Hoje o Brasil não decola por uma incompetência no controle da pandemia. O País não é o único com dificuldade de controlar a crise sanitária, mas, na minha opinião, está sendo um dos piores. A gente se planejou muito mal para a vacina, o nosso sistema de saúde está sobrecarregado. Poderíamos estar numa posição muito melhor. O erro na questão sanitária foi grave. Sem o controle da pandemia é impossível recuperar a economia.
Também houve casos, como a troca do presidente da Petrobras, que minaram a confiança dos investidores. No mercado financeiro, seja no mercado de capitais, seja no mercado mais abrangente, transmitir confiança numa agenda é superimportante. Acredito que nós teríamos todas as condições, no ano passado e neste ano, para estarmos numa situação econômica espetacular.

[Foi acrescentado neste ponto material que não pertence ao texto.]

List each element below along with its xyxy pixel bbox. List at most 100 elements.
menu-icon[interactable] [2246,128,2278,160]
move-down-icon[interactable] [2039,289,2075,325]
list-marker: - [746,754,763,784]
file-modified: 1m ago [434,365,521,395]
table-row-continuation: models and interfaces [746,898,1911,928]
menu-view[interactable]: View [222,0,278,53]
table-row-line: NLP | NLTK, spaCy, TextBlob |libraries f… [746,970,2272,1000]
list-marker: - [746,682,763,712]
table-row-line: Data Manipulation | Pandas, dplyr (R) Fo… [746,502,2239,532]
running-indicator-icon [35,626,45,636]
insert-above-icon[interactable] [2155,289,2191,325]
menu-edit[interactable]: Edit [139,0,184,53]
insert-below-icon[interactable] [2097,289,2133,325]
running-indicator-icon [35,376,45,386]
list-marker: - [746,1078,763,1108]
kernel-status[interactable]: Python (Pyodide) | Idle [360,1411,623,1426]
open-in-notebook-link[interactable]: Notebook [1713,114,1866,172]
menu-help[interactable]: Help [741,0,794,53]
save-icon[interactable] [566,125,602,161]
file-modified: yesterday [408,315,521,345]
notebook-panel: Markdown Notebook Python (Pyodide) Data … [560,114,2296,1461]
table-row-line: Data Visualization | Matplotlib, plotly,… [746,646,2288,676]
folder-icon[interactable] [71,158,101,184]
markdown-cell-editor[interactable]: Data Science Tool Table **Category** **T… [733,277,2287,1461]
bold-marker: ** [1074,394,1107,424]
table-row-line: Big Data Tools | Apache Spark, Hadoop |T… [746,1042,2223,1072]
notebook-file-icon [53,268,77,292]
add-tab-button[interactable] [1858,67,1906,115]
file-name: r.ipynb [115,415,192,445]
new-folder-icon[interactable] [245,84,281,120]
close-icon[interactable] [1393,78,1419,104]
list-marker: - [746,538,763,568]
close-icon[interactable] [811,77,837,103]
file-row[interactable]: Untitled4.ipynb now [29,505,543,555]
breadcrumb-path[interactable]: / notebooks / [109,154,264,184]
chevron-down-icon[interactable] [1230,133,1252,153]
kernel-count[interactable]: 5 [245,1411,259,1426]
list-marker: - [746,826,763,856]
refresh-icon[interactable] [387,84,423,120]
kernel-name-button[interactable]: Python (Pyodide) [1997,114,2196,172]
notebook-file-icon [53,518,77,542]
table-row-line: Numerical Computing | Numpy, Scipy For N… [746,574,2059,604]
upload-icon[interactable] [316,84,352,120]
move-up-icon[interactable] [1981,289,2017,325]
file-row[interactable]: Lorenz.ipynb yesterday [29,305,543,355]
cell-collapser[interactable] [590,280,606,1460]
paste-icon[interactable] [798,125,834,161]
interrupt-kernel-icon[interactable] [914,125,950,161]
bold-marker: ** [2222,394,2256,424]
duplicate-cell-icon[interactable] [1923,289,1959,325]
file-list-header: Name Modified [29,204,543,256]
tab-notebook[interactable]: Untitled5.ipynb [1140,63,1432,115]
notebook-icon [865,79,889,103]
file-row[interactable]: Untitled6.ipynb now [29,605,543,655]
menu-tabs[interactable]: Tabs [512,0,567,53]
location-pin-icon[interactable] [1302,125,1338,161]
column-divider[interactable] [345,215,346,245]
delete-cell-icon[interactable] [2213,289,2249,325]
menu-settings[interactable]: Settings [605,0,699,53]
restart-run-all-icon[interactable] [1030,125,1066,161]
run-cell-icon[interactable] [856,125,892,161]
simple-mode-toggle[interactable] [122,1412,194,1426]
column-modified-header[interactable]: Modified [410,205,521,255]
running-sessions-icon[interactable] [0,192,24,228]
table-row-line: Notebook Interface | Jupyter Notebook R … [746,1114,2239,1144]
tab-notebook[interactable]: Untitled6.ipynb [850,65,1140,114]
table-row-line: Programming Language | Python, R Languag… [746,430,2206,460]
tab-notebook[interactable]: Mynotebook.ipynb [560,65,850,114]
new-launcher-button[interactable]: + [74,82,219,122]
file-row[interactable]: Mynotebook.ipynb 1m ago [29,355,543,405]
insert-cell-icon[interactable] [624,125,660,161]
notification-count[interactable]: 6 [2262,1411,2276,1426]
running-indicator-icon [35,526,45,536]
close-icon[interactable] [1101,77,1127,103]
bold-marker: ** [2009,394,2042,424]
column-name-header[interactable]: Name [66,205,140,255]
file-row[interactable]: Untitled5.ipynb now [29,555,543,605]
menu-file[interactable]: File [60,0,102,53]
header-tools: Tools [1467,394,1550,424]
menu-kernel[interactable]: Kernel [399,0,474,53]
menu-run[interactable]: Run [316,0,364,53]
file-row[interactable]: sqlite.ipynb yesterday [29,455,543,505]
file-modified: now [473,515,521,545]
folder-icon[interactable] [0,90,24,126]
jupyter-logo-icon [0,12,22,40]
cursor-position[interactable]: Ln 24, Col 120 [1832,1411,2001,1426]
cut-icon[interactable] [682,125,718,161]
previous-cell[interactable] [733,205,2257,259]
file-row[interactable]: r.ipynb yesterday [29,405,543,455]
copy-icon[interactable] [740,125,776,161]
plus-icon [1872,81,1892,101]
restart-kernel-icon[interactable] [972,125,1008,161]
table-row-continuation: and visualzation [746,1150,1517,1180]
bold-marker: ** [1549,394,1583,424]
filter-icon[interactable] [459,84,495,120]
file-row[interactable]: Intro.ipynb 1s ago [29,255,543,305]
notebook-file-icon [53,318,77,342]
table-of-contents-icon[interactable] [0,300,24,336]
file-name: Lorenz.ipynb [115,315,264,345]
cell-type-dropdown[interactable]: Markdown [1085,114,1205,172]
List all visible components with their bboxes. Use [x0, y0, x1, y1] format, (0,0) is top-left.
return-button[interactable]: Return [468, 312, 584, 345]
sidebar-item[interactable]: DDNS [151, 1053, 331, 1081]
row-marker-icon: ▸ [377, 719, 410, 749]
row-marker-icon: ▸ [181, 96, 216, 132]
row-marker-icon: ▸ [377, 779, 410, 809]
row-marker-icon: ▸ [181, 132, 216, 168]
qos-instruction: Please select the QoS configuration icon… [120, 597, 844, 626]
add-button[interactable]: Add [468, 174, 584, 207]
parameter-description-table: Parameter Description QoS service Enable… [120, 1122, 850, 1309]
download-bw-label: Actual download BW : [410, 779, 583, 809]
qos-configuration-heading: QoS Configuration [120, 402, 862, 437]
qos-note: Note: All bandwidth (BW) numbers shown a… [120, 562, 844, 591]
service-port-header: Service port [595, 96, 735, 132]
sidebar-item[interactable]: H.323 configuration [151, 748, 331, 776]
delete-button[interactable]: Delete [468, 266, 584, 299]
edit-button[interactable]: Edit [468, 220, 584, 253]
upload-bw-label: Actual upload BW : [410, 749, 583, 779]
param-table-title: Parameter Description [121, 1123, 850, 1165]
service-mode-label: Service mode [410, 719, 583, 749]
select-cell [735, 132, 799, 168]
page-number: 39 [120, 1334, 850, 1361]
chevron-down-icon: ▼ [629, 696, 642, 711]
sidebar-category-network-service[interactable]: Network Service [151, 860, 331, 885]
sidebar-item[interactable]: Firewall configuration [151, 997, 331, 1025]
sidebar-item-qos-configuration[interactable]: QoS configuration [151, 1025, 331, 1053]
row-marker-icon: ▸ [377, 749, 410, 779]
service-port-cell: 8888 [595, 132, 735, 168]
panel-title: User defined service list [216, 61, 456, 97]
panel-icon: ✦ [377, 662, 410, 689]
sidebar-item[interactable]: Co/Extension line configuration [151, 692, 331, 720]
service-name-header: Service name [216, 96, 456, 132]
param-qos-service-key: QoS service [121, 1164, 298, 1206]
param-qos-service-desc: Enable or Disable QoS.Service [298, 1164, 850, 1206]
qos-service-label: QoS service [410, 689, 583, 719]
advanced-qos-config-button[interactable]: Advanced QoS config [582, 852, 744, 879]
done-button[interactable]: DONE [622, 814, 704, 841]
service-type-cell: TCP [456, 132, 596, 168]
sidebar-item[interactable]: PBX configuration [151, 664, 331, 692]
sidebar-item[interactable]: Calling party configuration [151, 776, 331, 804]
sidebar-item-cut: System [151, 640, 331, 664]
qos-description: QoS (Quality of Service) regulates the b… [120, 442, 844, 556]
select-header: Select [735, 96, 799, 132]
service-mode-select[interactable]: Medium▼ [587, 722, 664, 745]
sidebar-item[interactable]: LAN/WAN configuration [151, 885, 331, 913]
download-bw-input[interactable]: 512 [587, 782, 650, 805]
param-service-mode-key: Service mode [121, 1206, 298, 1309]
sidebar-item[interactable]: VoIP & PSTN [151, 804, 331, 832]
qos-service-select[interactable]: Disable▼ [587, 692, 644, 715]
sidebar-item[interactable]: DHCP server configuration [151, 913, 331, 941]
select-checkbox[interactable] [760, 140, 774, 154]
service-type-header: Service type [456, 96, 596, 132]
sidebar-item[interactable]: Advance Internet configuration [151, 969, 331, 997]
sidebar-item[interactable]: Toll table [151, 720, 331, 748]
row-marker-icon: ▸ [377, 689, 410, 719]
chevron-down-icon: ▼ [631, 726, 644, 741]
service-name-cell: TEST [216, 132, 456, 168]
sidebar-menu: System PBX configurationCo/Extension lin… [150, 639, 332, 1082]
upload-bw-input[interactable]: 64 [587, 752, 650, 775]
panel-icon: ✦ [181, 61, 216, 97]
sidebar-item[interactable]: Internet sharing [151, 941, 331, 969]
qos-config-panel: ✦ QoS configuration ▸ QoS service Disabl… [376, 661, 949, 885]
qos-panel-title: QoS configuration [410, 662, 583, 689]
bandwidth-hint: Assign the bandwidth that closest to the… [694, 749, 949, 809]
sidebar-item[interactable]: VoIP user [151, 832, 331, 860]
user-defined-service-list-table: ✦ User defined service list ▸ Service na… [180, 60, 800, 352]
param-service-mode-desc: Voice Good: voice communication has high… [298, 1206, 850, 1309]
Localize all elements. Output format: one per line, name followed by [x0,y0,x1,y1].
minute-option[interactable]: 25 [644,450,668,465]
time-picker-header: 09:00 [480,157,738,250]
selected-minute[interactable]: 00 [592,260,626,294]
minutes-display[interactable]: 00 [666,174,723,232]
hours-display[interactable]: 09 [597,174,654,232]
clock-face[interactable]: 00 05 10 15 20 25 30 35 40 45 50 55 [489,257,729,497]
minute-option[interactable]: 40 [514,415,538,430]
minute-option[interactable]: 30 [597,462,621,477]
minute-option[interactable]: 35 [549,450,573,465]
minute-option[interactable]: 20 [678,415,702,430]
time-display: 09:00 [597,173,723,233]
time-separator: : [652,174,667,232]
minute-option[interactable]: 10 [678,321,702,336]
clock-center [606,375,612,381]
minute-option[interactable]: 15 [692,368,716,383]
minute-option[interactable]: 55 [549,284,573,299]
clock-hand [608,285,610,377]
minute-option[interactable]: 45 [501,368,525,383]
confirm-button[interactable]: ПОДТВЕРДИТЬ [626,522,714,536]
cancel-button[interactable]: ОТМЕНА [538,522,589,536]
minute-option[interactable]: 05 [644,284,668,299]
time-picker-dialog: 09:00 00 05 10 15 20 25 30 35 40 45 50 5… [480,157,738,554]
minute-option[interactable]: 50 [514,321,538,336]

2) Que condições são essas?
Se voltássemos quatro anos e disséssemos para um brasileiro que a reforma trabalhista e previdenciária seriam feitas, que o Banco Central teria autonomia, que teríamos o marco do saneamento, teto de gastos, marco civil da internet, open banking, Pix e os juros mais baixos da história, ele duvidaria. As pessoas iriam achar uma agenda impossível.
Evoluímos significativamente nesses quatro anos. Do ponto de vista de reformas estruturais, o grosso já foi feito. Na prática, o que está faltando fazer são duas reformas importantes, a administrativa e a tributária.
Acho que a reforma tributária vai reorganizar e simplificar, mas ela não terá como reduzir a carga tributária. Ela é importante, mas relativamente menos do que as outras. Não acho que esteja faltando uma grande agenda de reforma no Congresso, fora essas que estou falando.
3) E como se resolve a pandemia?
A vacina é a única solução. Estou pessimista com o cronograma de vacinação. A gente deveria ter se preparado, entrado na fila e apostado no maior número de vacinas, não apenas em duas. Isso gera um risco muito grande: se alguém não entrega, vai ter ruptura.
É muito difícil reverter essa situação no curtíssimo prazo. As medidas de restrição, os lockdowns, devem perdurar por muito mais tempo do que a gente imaginava no início do ano. Ao longo do ano todo, imagino que vamos ter situações de abre/fecha da economia até se ter uma parcela significativa da população imunizada.
4) Como a iniciativa privada está atuando na crise sanitária?
Acho que há movimentos civis organizados, como, por exemplo, o “Todos pela Saúde”, que o Itaú começou o ano passado, o “Unidos pela Vacina”, lançado pelo Mulheres do Brasil, Instituto para o Desenvolvimento do Varejo (IDV) e outros empresários, que são bons movimentos no sentido de a sociedade mostrar que está apoiando, fazendo o seu papel de maneira organizada.
Não é uma empresa só, específica, mas é a união de empresários, executivos, de líderes da sociedade civil no sentido de apoiar, de se colocar à disposição e criar soluções construtivas para tentar ajudar o governo.
São iniciativas muito bem-vindas e fico feliz de ver que elas estejam acontecendo. Mas acho que o controle da pandemia, sobretudo, é uma função dos governos, federal, estadual, municipal. Esse controle depende das autoridades e não tem nada a ver com a iniciativa privada.